As part of my ongoing series on Marketing Decision Management products I got an update from NICE about their real-time solutions. NICE was founded in 1986 and has 25,000 customers across 150 countries with nearly $1B in revenue. NICE’s focus is on helping their clients get closer to their customers. This involves knowing the customer (text and voice analytics for instance), engaging employees (workforce analytics for instance), acting in real-time (call center or web interfaces) and closing the loop for continuous improvement. NICE solutions are focused around a customer interaction hub that delivers real-time and cross-channel interactions. The solutions focus on fraud, workforce optimization, call volume reduction, sales optimization, customer retention, VoC, compliance and handle time optimization. Customer touch points supported include contact centers, back office, web, mobile, IVR and in-person channels like branches. NICE has recently acquired Causata (reviewed here) to improve their ability to deliver a seamless customer experience across the web and contact center.

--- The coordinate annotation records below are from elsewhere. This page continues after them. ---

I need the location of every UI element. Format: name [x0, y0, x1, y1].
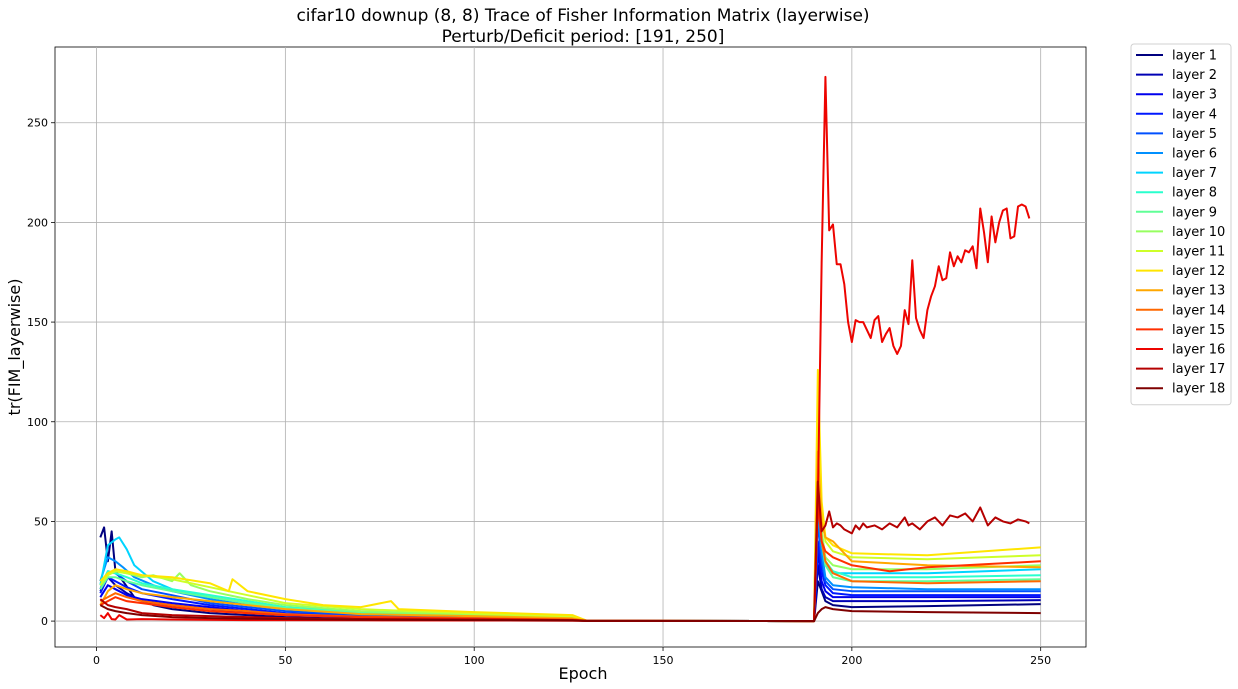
plot-area [54, 46, 1087, 648]
legend-label: layer 4 [1172, 107, 1217, 122]
grid [55, 47, 1086, 647]
legend-label: layer 5 [1172, 127, 1217, 142]
y-tick-label: 0 [41, 615, 48, 628]
x-axis-label: Epoch [559, 664, 608, 683]
series-line-layer-16 [99, 75, 1031, 623]
legend-label: layer 1 [1172, 49, 1217, 64]
legend-label: layer 13 [1172, 284, 1225, 299]
legend-label: layer 15 [1172, 323, 1225, 338]
legend-label: layer 12 [1172, 264, 1225, 279]
legend: layer 1 layer 2 layer 3 layer 4 layer 5 layer… [1130, 43, 1232, 406]
x-tick-label: 50 [278, 654, 292, 667]
y-tick-label: 100 [27, 416, 48, 429]
x-tick-label: 0 [93, 654, 100, 667]
series-group [99, 75, 1041, 623]
y-tick-label: 50 [34, 515, 48, 528]
series-line-layer-18 [99, 604, 1041, 623]
legend-label: layer 9 [1172, 205, 1217, 220]
legend-label: layer 18 [1172, 382, 1225, 397]
legend-label: layer 16 [1172, 343, 1225, 358]
y-tick-label: 150 [27, 316, 48, 329]
y-axis-label: tr(FIM_layerwise) [5, 279, 25, 416]
series-line-layer-13 [99, 450, 1041, 623]
series-line-layer-10 [99, 440, 1041, 623]
y-tick-label: 200 [27, 216, 48, 229]
chart-subtitle: Perturb/Deficit period: [191, 250] [442, 27, 725, 47]
legend-label: layer 8 [1172, 186, 1217, 201]
x-tick-label: 150 [653, 654, 674, 667]
y-tick-label: 250 [27, 117, 48, 130]
legend-label: layer 3 [1172, 88, 1217, 103]
chart-title: cifar10 downup (8, 8) Trace of Fisher In… [296, 6, 869, 26]
legend-label: layer 14 [1172, 303, 1225, 318]
series-line-layer-11 [99, 400, 1041, 623]
x-tick-label: 200 [841, 654, 862, 667]
legend-label: layer 11 [1172, 245, 1225, 260]
x-tick-label: 250 [1030, 654, 1051, 667]
legend-label: layer 7 [1172, 166, 1217, 181]
legend-label: layer 2 [1172, 68, 1217, 83]
legend-label: layer 17 [1172, 362, 1225, 377]
x-tick-label: 100 [464, 654, 485, 667]
axis-ticks: 0 50 100 150 200 250 0 50 100 150 200 250 [27, 117, 1051, 667]
legend-label: layer 6 [1172, 147, 1217, 162]
legend-label: layer 10 [1172, 225, 1225, 240]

The real-time decision management component under the covers offers real-time guidance in business solution-specific designers. Integrated with relevant parts of the NICE portfolio, the engine covers compliance, service optimization, service to sales (cross sell, up-sell, retention etc), plus desktop tagging and triggering of calls for compliance and quality. Each agent desktop has the real-time decisioning engine that is integrated with web, Windows or terminal applications. This is then integrated with the various NICE applications for workforce management, quality scores etc for additional decisioning inputs and personalization of the guidance provided to agents in real-time.
This portfolio of products is designed, at one level, to optimize sales. One element is the Service-to-Sales module designed to help, for instance, any agent or CSR to interact more intelligently with a customer in real-time during service interactions. This is classic next best action infrastructure designed to execute in real-time. The application can do a range of things during the interaction with the customer. It can determine if a service interaction meets certain business criteria and qualifies for up selling or cross selling. It can flag risks (such as a churn risk) on a CSR screen. It can also start short dialogs.
These dialogs walk a CSR through a series of questions and can be abandoned at any point (if the representative feels like they have asked too many questions for instance). The Service-to-Sales solution then calculates the next best action based on various data inputs such as the interaction context (what is being said, if there is a mention of a life changing event for example), who the customer is, the agent profile and so on. The solution uses various techniques including real-time scoring, predictive scores in the database, external scoring services, business rules, customer segmentation, offer value and more, to prioritize, arbitrate and rank order these offers or actions Each offer has its key selling points, rebuttals and scripts to support the CSR in order to successfully upsell, cross sell or retain the customer. A particularly useful feature of these dialogs is that the system pre-prepares a summary of what was done in the call (and why) for inclusion in the call center system.
To set these up the business owners use a designer. The designer allows a series of flows to be configured or created. These involve steps like qualification, eligibility, guided dialogs, next best offer generation, guided selling and fulfillment. Standard flows are provided and can be edited or new flows entirely can be created. Predictive Analytics developed in standard tools can be embedded in the recommendation approach by configuring business rules, accessing a database (to get scores for instance), calling a scoring service or importing PMML-based models to score in real-time.
These flows use offers, created and managed in a pool. Offers are assigned to the flows for which they are suitable, channels for which they work and a customer category. Offers can have validity periods as well as targeting information such as frequency, time since last offer and priority/ranking. Each segment is assigned a score for the offer allowing it to be targeted on specific segments. Selling points, rebuttals and more can be defined, allowing a complete set of information to be defined in an offer-centric way. The offers can be more or less anything, they are not limited to what you would traditionally regard as a marketing offer.
Within the flows are decisioning steps. These select the relevant offers and are controlled using a dashboard. This allows business users to manage the offer presentation approach. They can use a slider to control the number of offers and a dial to balance propensity (customer characteristics that make them likely to accept an offer) and arbitration (company business rules, policies). 7 categories can be given a weighting for the algorithm too – the weight given to business rules, predictive models, segment category, segment offer, agent skills or certification, value and priority can all be varied. This is designed to give business users real control over the offers presented.